Highlights & Insights

  • The ingenuity of LightReasoner lies in flipping the "weak model" from a student in traditional distillation to a reference for identifying the strong model's advantages. Instead of having the small model teach the large model answers, it allows the small model to expose its own failures, thereby alerting the large model to which tokens are most worth reinforcing.
  • The method moves the idea of contrastive decoding from inference time to training time.
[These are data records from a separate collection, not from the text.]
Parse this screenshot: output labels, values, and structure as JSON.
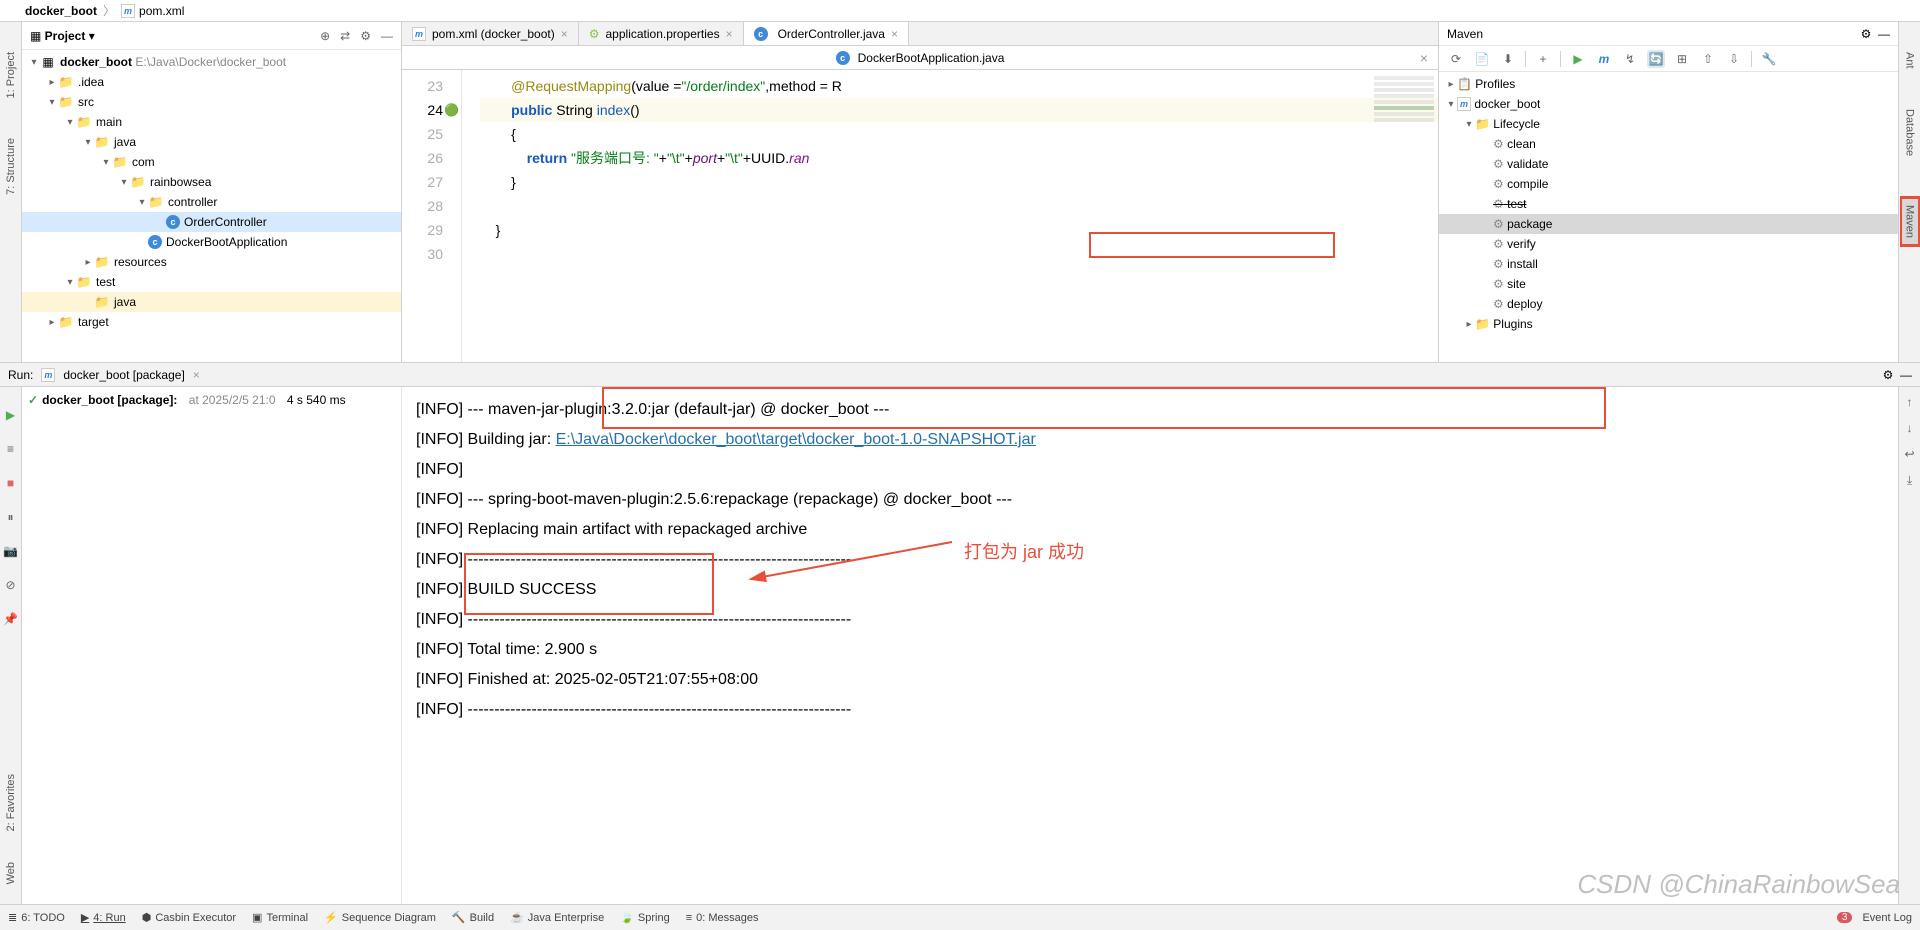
{
  "breadcrumb": {
    "project": "docker_boot",
    "file": "pom.xml"
  },
  "leftGutter": {
    "project": "1: Project",
    "structure": "7: Structure"
  },
  "leftGutterBottom": {
    "favorites": "2: Favorites",
    "web": "Web"
  },
  "rightGutter": {
    "ant": "Ant",
    "database": "Database",
    "maven": "Maven"
  },
  "projectPanel": {
    "title": "Project",
    "tree": {
      "root": "docker_boot",
      "rootPath": "E:\\Java\\Docker\\docker_boot",
      "idea": ".idea",
      "src": "src",
      "main": "main",
      "java": "java",
      "com": "com",
      "rainbowsea": "rainbowsea",
      "controller": "controller",
      "orderController": "OrderController",
      "dockerBootApp": "DockerBootApplication",
      "resources": "resources",
      "test": "test",
      "testJava": "java",
      "target": "target"
    }
  },
  "editorTabs": {
    "tab1": "pom.xml (docker_boot)",
    "tab2": "application.properties",
    "tab3": "OrderController.java",
    "subtab": "DockerBootApplication.java"
  },
  "code": {
    "l23a": "@RequestMapping",
    "l23b": "(value =",
    "l23c": "\"/order/index\"",
    "l23d": ",method = R",
    "l24a": "public",
    "l24b": " String ",
    "l24c": "index",
    "l24d": "()",
    "l25": "{",
    "l26a": "return",
    "l26b": " ",
    "l26c": "\"服务端口号: \"",
    "l26d": "+",
    "l26e": "\"\\t\"",
    "l26f": "+",
    "l26g": "port",
    "l26h": "+",
    "l26i": "\"\\t\"",
    "l26j": "+UUID.",
    "l26k": "ran",
    "l27": "}",
    "l28": "",
    "l29": "}",
    "l30": "",
    "lines": {
      "23": "23",
      "24": "24",
      "25": "25",
      "26": "26",
      "27": "27",
      "28": "28",
      "29": "29",
      "30": "30"
    }
  },
  "maven": {
    "title": "Maven",
    "profiles": "Profiles",
    "project": "docker_boot",
    "lifecycle": "Lifecycle",
    "clean": "clean",
    "validate": "validate",
    "compile": "compile",
    "test": "test",
    "package": "package",
    "verify": "verify",
    "install": "install",
    "site": "site",
    "deploy": "deploy",
    "plugins": "Plugins"
  },
  "run": {
    "title": "Run:",
    "config": "docker_boot [package]",
    "treeRoot": "docker_boot [package]:",
    "treeInfo": "at 2025/2/5 21:0",
    "treeTime": "4 s 540 ms"
  },
  "console": {
    "l1": "[INFO] --- maven-jar-plugin:3.2.0:jar (default-jar) @ docker_boot ---",
    "l2a": "[INFO] Building jar: ",
    "l2b": "E:\\Java\\Docker\\docker_boot\\target\\docker_boot-1.0-SNAPSHOT.jar",
    "l3": "[INFO]",
    "l4": "[INFO] --- spring-boot-maven-plugin:2.5.6:repackage (repackage) @ docker_boot ---",
    "l5": "[INFO] Replacing main artifact with repackaged archive",
    "l6": "[INFO] ------------------------------------------------------------------------",
    "l7": "[INFO] BUILD SUCCESS",
    "l8": "[INFO] ------------------------------------------------------------------------",
    "l9": "[INFO] Total time:  2.900 s",
    "l10": "[INFO] Finished at: 2025-02-05T21:07:55+08:00",
    "l11": "[INFO] ------------------------------------------------------------------------"
  },
  "annotation": {
    "text": "打包为 jar 成功"
  },
  "statusBar": {
    "todo": "6: TODO",
    "run": "4: Run",
    "casbin": "Casbin Executor",
    "terminal": "Terminal",
    "sequence": "Sequence Diagram",
    "build": "Build",
    "javaee": "Java Enterprise",
    "spring": "Spring",
    "messages": "0: Messages",
    "eventLog": "Event Log",
    "badge": "3"
  },
  "watermark": "CSDN @ChinaRainbowSea"
}
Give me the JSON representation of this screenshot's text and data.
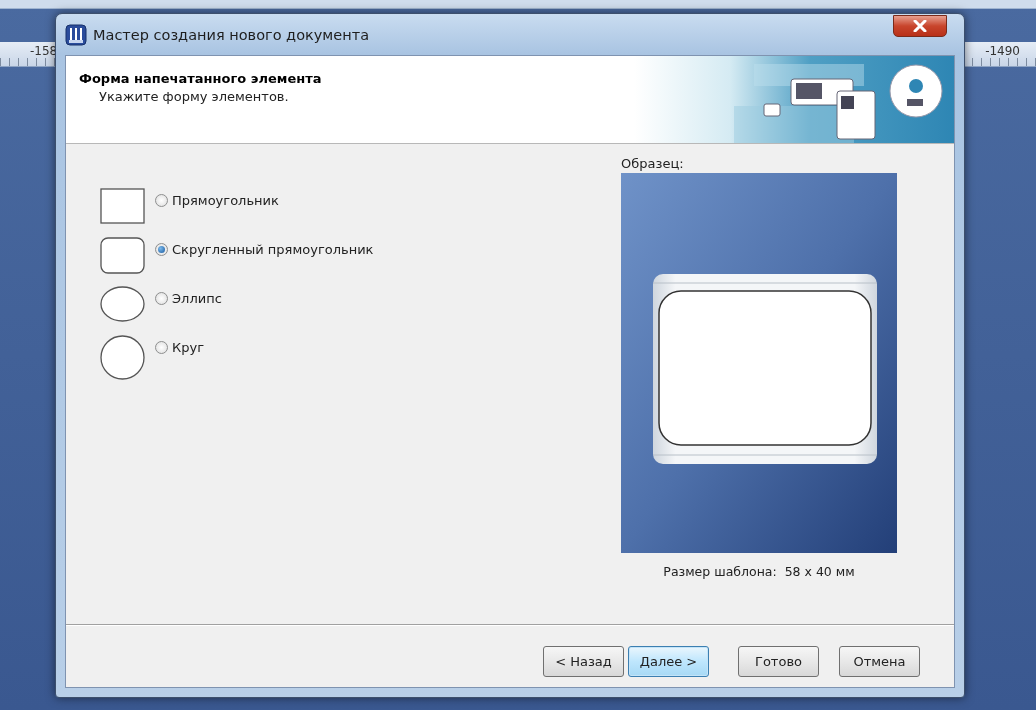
{
  "window": {
    "title": "Мастер создания нового документа"
  },
  "rulers": [
    "-158",
    "-1490"
  ],
  "header": {
    "title": "Форма напечатанного элемента",
    "subtitle": "Укажите форму элементов."
  },
  "shapes": [
    {
      "kind": "rectangle",
      "label": "Прямоугольник",
      "selected": false
    },
    {
      "kind": "rounded",
      "label": "Скругленный прямоугольник",
      "selected": true
    },
    {
      "kind": "ellipse",
      "label": "Эллипс",
      "selected": false
    },
    {
      "kind": "circle",
      "label": "Круг",
      "selected": false
    }
  ],
  "preview": {
    "label": "Образец:",
    "size_caption": "Размер шаблона:  58 x 40 мм"
  },
  "buttons": [
    {
      "label": "< Назад",
      "focused": false
    },
    {
      "label": "Далее >",
      "focused": true
    },
    {
      "label": "Готово",
      "focused": false
    },
    {
      "label": "Отмена",
      "focused": false
    }
  ]
}
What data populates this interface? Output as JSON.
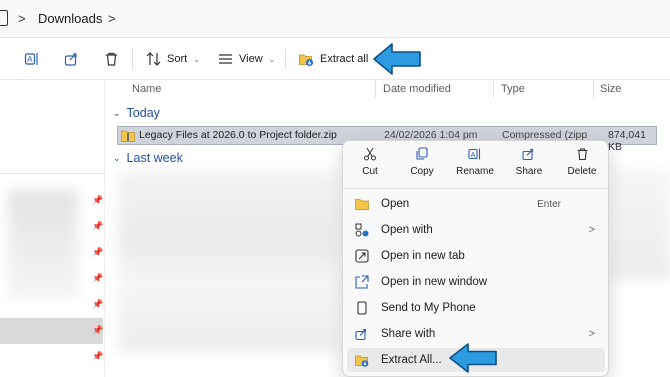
{
  "breadcrumb": {
    "separator": ">",
    "location": "Downloads"
  },
  "toolbar": {
    "sort_label": "Sort",
    "view_label": "View",
    "extract_all_label": "Extract all",
    "icons": [
      "rename-icon",
      "share-icon",
      "delete-icon",
      "sort-icon",
      "view-icon",
      "extract-icon"
    ]
  },
  "columns": {
    "name": "Name",
    "date": "Date modified",
    "type": "Type",
    "size": "Size"
  },
  "groups": {
    "today": "Today",
    "last_week": "Last week"
  },
  "selected_file": {
    "name": "Legacy Files at 2026.0 to Project folder.zip",
    "date": "24/02/2026 1:04 pm",
    "type": "Compressed (zipp",
    "size": "874,041 KB"
  },
  "context_menu": {
    "quick_actions": [
      {
        "label": "Cut",
        "icon": "cut-icon"
      },
      {
        "label": "Copy",
        "icon": "copy-icon"
      },
      {
        "label": "Rename",
        "icon": "rename-icon"
      },
      {
        "label": "Share",
        "icon": "share-icon"
      },
      {
        "label": "Delete",
        "icon": "delete-icon"
      }
    ],
    "items": [
      {
        "label": "Open",
        "shortcut": "Enter",
        "icon": "folder-icon"
      },
      {
        "label": "Open with",
        "submenu": ">",
        "icon": "open-with-icon"
      },
      {
        "label": "Open in new tab",
        "icon": "new-tab-icon"
      },
      {
        "label": "Open in new window",
        "icon": "new-window-icon"
      },
      {
        "label": "Send to My Phone",
        "icon": "phone-icon"
      },
      {
        "label": "Share with",
        "submenu": ">",
        "icon": "share-with-icon"
      },
      {
        "label": "Extract All...",
        "icon": "extract-icon",
        "highlighted": true
      }
    ]
  },
  "colors": {
    "accent": "#1f4fa3",
    "callout_arrow": "#2d9be0",
    "selection": "#cfd4dc"
  }
}
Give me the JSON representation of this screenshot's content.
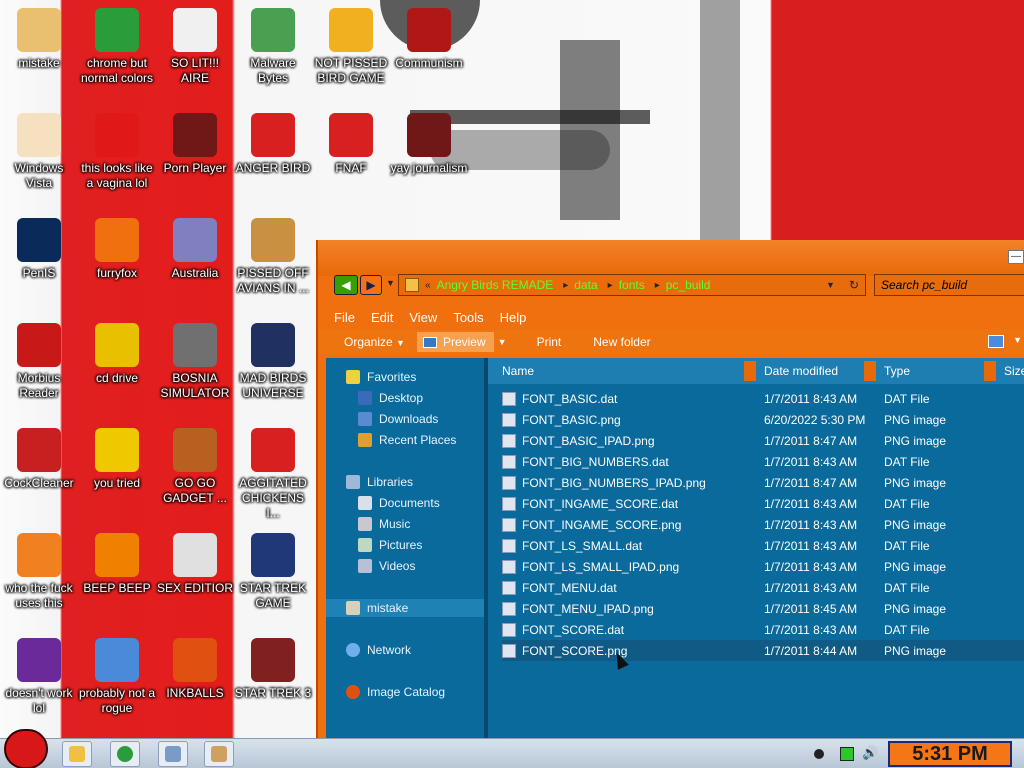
{
  "desktop": {
    "icons": [
      {
        "label": "mistake",
        "icon": "computer-icon",
        "color": "#e8c070"
      },
      {
        "label": "chrome but normal colors",
        "icon": "chrome-icon",
        "color": "#2a9d3a"
      },
      {
        "label": "SO LIT!!! AIRE",
        "icon": "solitaire-icon",
        "color": "#f0f0f0"
      },
      {
        "label": "Malware Bytes",
        "icon": "shield-icon",
        "color": "#4aa050"
      },
      {
        "label": "NOT PISSED BIRD GAME",
        "icon": "pig-icon",
        "color": "#f0b020"
      },
      {
        "label": "Communism",
        "icon": "symbol-icon",
        "color": "#b01818"
      },
      {
        "label": "Windows Vista",
        "icon": "egg-icon",
        "color": "#f5e0c0"
      },
      {
        "label": "this looks like a vagina lol",
        "icon": "opera-icon",
        "color": "#e01818"
      },
      {
        "label": "Porn Player",
        "icon": "flash-icon",
        "color": "#701818"
      },
      {
        "label": "ANGER BIRD",
        "icon": "bird-icon",
        "color": "#d82020"
      },
      {
        "label": "FNAF",
        "icon": "bird-icon",
        "color": "#d82020"
      },
      {
        "label": "yay journalism",
        "icon": "flash-icon",
        "color": "#701818"
      },
      {
        "label": "PenIS",
        "icon": "photoshop-icon",
        "color": "#0a2a5a"
      },
      {
        "label": "furryfox",
        "icon": "firefox-icon",
        "color": "#f07010"
      },
      {
        "label": "Australia",
        "icon": "gift-icon",
        "color": "#8080c0"
      },
      {
        "label": "PISSED OFF AVIANS IN ...",
        "icon": "seasons-icon",
        "color": "#c89040"
      },
      {
        "label": "Morbius Reader",
        "icon": "pdf-icon",
        "color": "#c81818"
      },
      {
        "label": "cd drive",
        "icon": "cd-icon",
        "color": "#e8c000"
      },
      {
        "label": "BOSNIA SIMULATOR",
        "icon": "mine-icon",
        "color": "#707070"
      },
      {
        "label": "MAD BIRDS UNIVERSE",
        "icon": "space-icon",
        "color": "#203060"
      },
      {
        "label": "CockCleaner",
        "icon": "ccleaner-icon",
        "color": "#c82020"
      },
      {
        "label": "you tried",
        "icon": "star-icon",
        "color": "#f0c800"
      },
      {
        "label": "GO GO GADGET ...",
        "icon": "briefcase-icon",
        "color": "#b86020"
      },
      {
        "label": "AGGITATED CHICKENS I...",
        "icon": "bird-icon",
        "color": "#d82020"
      },
      {
        "label": "who the fuck uses this",
        "icon": "winamp-icon",
        "color": "#f08020"
      },
      {
        "label": "BEEP BEEP",
        "icon": "vlc-icon",
        "color": "#f08000"
      },
      {
        "label": "SEX EDITIOR",
        "icon": "hxd-icon",
        "color": "#e0e0e0"
      },
      {
        "label": "STAR TREK GAME",
        "icon": "startrek-icon",
        "color": "#203878"
      },
      {
        "label": "doesn't work lol",
        "icon": "yahoo-icon",
        "color": "#6a2a9a"
      },
      {
        "label": "probably not a rogue",
        "icon": "settings-icon",
        "color": "#4a8ad8"
      },
      {
        "label": "INKBALLS",
        "icon": "inkball-icon",
        "color": "#e05010"
      },
      {
        "label": "STAR TREK 3",
        "icon": "startrek-icon",
        "color": "#802020"
      }
    ]
  },
  "explorer": {
    "breadcrumb": [
      "Angry Birds REMADE",
      "data",
      "fonts",
      "pc_build"
    ],
    "search_placeholder": "Search pc_build",
    "menus": [
      "File",
      "Edit",
      "View",
      "Tools",
      "Help"
    ],
    "toolbar": {
      "organize": "Organize",
      "preview": "Preview",
      "print": "Print",
      "new_folder": "New folder"
    },
    "nav": {
      "favorites": "Favorites",
      "desktop": "Desktop",
      "downloads": "Downloads",
      "recent_places": "Recent Places",
      "libraries": "Libraries",
      "documents": "Documents",
      "music": "Music",
      "pictures": "Pictures",
      "videos": "Videos",
      "mistake": "mistake",
      "network": "Network",
      "image_catalog": "Image Catalog"
    },
    "columns": {
      "name": "Name",
      "date": "Date modified",
      "type": "Type",
      "size": "Size"
    },
    "files": [
      {
        "name": "FONT_BASIC.dat",
        "date": "1/7/2011 8:43 AM",
        "type": "DAT File"
      },
      {
        "name": "FONT_BASIC.png",
        "date": "6/20/2022 5:30 PM",
        "type": "PNG image"
      },
      {
        "name": "FONT_BASIC_IPAD.png",
        "date": "1/7/2011 8:47 AM",
        "type": "PNG image"
      },
      {
        "name": "FONT_BIG_NUMBERS.dat",
        "date": "1/7/2011 8:43 AM",
        "type": "DAT File"
      },
      {
        "name": "FONT_BIG_NUMBERS_IPAD.png",
        "date": "1/7/2011 8:47 AM",
        "type": "PNG image"
      },
      {
        "name": "FONT_INGAME_SCORE.dat",
        "date": "1/7/2011 8:43 AM",
        "type": "DAT File"
      },
      {
        "name": "FONT_INGAME_SCORE.png",
        "date": "1/7/2011 8:43 AM",
        "type": "PNG image"
      },
      {
        "name": "FONT_LS_SMALL.dat",
        "date": "1/7/2011 8:43 AM",
        "type": "DAT File"
      },
      {
        "name": "FONT_LS_SMALL_IPAD.png",
        "date": "1/7/2011 8:43 AM",
        "type": "PNG image"
      },
      {
        "name": "FONT_MENU.dat",
        "date": "1/7/2011 8:43 AM",
        "type": "DAT File"
      },
      {
        "name": "FONT_MENU_IPAD.png",
        "date": "1/7/2011 8:45 AM",
        "type": "PNG image"
      },
      {
        "name": "FONT_SCORE.dat",
        "date": "1/7/2011 8:43 AM",
        "type": "DAT File"
      },
      {
        "name": "FONT_SCORE.png",
        "date": "1/7/2011 8:44 AM",
        "type": "PNG image"
      }
    ],
    "selected_file": "FONT_SCORE.png"
  },
  "taskbar": {
    "clock": "5:31 PM",
    "pinned": [
      {
        "icon": "folder-icon",
        "color": "#f0c040"
      },
      {
        "icon": "chrome-icon",
        "color": "#2a9d3a"
      },
      {
        "icon": "notepad-icon",
        "color": "#7a9ac8"
      },
      {
        "icon": "paint-icon",
        "color": "#d0a060"
      }
    ]
  },
  "colors": {
    "window_orange": "#f07010",
    "pane_blue": "#0a6a9c",
    "address_text_green": "#5cff30",
    "clock_bg": "#f47616"
  }
}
This preserves the advantages of Expert-Amateur contrast while avoiding the latency and VRAM overhead of running two models for every inference.
  • Evidence for selective token training is substantial: KL distribution, top-1 disagreement, ablation tables, and efficiency metrics all point to the conclusion that reasoning ability is not uniformly distributed across a trajectory but concentrated at a few high-leverage decision points.
  • The insight for model compression and efficient fine-tuning is that compression does not necessarily mean just transferring large model knowledge to small models; it can also leverage the failure modes of small models to inversely improve large model training efficiency.

Limitations & Future Work

  • The paper primarily evaluates mathematical reasoning (GSM8K, MATH, SVAMP, ASDiv, Minerva Math, Olympiad Bench, MMLU STEM); whether it is equally effective in code reasoning, tool use, open-ended planning, etc., remains to be verified.
  • Expert-Amateur pairing depends on an appropriate capability gap. A gap too small leads to insufficient contrastive signals, while a negative gap might mislead the Expert. Automatic Amateur selection or dynamic pairing are key future directions.
  • both \(\alpha\) masking and \(\beta\) filtering are additional hyperparameters; although the paper provides defaults (\(\alpha=0.2\), \(\beta=0.4\)), different tasks and model families may require re-tuning.
  • The experiments cover small to medium-scale open-source models; scalability to larger closed-source or stronger reasoning models has not yet been proven.
  • vs rejection SFT / RFT: SFT relies on complete trajectories and answer verification. LightReasoner uses distribution discrepancies of short prefixes for supervision, offering lower costs and no reliance on ground-truth, though it requires access to logits of both models.
  • vs Contrastive Decoding: CD runs both Expert and Amateur at inference time. This paper distills the contrastive signal into the Expert, avoiding dual-model overhead during inference but requiring extra sampling and distribution calculation before training.
  • vs RHO-1 / selective token training: Methods like RHO-1 focus on token learning value. LightReasoner differs by defining token value based on the domain capability gap between models of the same family, without needing an external reference scorer.
  • Insights for follow-up work: Expert-Amateur KL could be used as a general "learning value probe" for localized supervision construction in code repair, tool planning, or multimodal reasoning.

Rating

  • Novelty: ⭐⭐⭐⭐⭐ Using weak model failure modes to inversely enhance strong models is a highly distinctive perspective.
  • Experimental Thoroughness: ⭐⭐⭐⭐ Covers 5 Experts and 7 math benchmarks with clear ablations, though cross-domain verification is lacking.
  • Writing Quality: ⭐⭐⭐⭐ Method motivation and efficiency arguments are clear, though some tables in the cached text are densely formatted.
  • Value: ⭐⭐⭐⭐⭐ Direct reference value for efficient reasoning fine-tuning, label-scarce scenarios, and selective training.